Running the same function with multiple inputs using pmap

I have a function which takes about 10 minutes to run. It is primarily in calling two external commands. I previously was using a bash script to run it. I need to run this function on several different inputs and would like to run them in parallel. Using map gives the expected results, but when I use pmap, it seems to be trying to parallelize the function itself, which I don’t want.

Further details:

The function definition looks like this:

@everywhere function getresult(x)  
    prefix = "si_$(x)"
    
    # string to control pw
    pw_in = """
        prefix='$prefix'
        """
    # string to control ph
    ph_in = """
          prefix='$prefix'
        """

    # run functions
    pw=open(`pw.x`,"r+")    # create pw process
    print(pw,pw_in)         # send it the control info
    close(pw.in)
    scf_out=read(pw,String) # waits until pw is done -- 3 minutes
    f_scf=open("./tmp/scfout_$prefix","w")
    write(f_scf,scfout)     # write pw.x results to file for later
    close(f_scf)

    ph=open(`ph.x`,"r+")   # create ph process
    print(ph,ph_in)        # send it the control info
        # this process reads the results from pw based on prefix
    close(ph.in)
    phGout=read(ph,String) # waits until ph is done -- 7 minutes
    f_scf=open("./tmp/phGout_$prefix","w")
    write(f_scf,phGout)    # write ph.x results to file for later
    close(f_scf)

    return(prefix)
end

The results are all written to files which are labeled by prefix which I define using the input variables. The process ph.x depends on the results that pw.x wrote, and knows where to look for them from its input string.

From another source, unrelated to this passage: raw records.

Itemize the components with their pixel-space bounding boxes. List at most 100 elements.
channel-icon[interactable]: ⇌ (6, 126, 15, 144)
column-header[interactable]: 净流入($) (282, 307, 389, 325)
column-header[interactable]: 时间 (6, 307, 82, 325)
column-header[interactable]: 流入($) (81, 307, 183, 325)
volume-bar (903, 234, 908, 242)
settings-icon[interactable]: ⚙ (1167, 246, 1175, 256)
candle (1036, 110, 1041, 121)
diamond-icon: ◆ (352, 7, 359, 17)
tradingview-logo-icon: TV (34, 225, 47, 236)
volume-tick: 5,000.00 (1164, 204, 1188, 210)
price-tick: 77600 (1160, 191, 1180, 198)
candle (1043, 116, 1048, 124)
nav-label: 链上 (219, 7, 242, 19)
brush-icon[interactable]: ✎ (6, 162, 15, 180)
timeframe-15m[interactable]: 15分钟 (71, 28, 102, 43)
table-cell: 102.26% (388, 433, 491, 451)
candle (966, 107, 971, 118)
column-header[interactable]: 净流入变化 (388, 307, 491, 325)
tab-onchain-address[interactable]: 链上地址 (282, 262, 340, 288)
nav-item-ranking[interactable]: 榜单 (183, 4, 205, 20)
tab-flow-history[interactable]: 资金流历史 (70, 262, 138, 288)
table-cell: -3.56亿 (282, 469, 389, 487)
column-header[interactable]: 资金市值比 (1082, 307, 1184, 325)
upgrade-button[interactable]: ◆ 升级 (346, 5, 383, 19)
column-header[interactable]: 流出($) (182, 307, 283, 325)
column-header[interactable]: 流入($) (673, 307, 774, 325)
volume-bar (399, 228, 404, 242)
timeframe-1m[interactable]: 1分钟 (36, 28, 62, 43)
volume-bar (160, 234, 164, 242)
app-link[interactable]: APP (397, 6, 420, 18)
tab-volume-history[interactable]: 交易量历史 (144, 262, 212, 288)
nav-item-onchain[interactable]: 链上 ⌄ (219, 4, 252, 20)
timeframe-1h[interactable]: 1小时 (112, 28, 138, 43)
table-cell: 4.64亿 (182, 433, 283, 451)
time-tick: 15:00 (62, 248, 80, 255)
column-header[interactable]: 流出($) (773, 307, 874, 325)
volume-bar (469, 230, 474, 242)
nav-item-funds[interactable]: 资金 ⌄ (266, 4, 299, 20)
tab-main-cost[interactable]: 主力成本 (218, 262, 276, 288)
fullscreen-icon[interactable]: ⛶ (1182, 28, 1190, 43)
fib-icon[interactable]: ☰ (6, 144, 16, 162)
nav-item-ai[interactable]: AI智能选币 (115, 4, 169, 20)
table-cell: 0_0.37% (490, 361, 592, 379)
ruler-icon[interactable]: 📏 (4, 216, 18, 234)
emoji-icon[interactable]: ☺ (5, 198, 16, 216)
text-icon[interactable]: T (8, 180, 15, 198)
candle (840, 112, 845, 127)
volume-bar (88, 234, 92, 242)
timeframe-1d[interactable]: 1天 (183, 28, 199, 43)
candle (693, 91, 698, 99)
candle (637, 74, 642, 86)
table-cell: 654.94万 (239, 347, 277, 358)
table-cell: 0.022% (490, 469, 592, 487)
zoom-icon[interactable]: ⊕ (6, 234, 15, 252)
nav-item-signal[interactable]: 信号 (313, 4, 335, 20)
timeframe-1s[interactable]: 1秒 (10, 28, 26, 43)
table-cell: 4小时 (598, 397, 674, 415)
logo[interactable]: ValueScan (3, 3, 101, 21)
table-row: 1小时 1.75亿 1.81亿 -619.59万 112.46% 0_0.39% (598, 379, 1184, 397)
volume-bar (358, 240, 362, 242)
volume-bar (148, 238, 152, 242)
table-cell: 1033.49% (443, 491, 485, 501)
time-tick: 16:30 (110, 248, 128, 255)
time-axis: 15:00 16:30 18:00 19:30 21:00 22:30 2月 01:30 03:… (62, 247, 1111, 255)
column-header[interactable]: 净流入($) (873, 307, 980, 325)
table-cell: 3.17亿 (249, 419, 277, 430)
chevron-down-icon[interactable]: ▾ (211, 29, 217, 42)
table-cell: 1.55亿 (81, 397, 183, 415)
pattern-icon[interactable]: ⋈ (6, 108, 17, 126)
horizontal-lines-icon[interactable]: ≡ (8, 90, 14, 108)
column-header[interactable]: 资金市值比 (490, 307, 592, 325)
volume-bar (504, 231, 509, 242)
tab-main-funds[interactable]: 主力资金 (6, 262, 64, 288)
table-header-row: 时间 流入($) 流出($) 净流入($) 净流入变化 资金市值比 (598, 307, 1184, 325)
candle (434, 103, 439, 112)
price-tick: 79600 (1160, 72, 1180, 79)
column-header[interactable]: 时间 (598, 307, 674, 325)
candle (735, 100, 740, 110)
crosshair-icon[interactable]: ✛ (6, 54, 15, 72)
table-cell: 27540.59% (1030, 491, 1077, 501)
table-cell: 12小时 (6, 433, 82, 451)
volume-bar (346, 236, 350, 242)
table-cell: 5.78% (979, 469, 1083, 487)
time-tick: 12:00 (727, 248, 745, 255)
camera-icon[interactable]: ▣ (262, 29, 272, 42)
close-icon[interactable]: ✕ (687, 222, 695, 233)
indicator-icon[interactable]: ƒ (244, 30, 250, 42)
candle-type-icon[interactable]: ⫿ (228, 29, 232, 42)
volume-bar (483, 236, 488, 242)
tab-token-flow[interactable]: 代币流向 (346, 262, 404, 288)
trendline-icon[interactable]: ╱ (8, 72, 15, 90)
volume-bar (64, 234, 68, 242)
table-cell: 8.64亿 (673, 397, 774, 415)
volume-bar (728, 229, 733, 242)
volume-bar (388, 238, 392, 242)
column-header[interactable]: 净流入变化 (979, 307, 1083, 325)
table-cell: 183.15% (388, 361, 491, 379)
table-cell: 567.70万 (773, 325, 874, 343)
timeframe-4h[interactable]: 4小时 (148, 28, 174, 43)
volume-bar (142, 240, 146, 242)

I try to run this function on multiple inputs using:

result = pmap(x->getresult(x), [1,2,3,4])

Julia has no problem, but the external processes fail because ph.x tries to run before pw.x has finished.

Some things I’ve tried:

  • replacing pmap with map gives the expected result.
  • running the function with different inputs on separate julia processes at the same time gives the expected results–it does not appear the external processes are interfering with each other.

Could you all help me figure out how to fix this? I am unfamiliar with parallel processing lingo which is making it hard to understand the docs. It feels like julia is trying to parallelize more than possible.

pmap will not parallelize the code im the function. On each core the function will perform as expected.

Are all scfout_ output of the files created and if so, are the contents correct? What if you create two separate functions for the pw/ph sections and call pmap using each of them and thensame input vector?

Thank you for the suggestions. I tried writing two separate functions for each of pw and ph, but that did not help.

I did fix my problem, however, by writing the control string to a file and having the process read from that rather than passing the string directly. I don’t know why that fixed it, though, or why I never saw problems using plain map.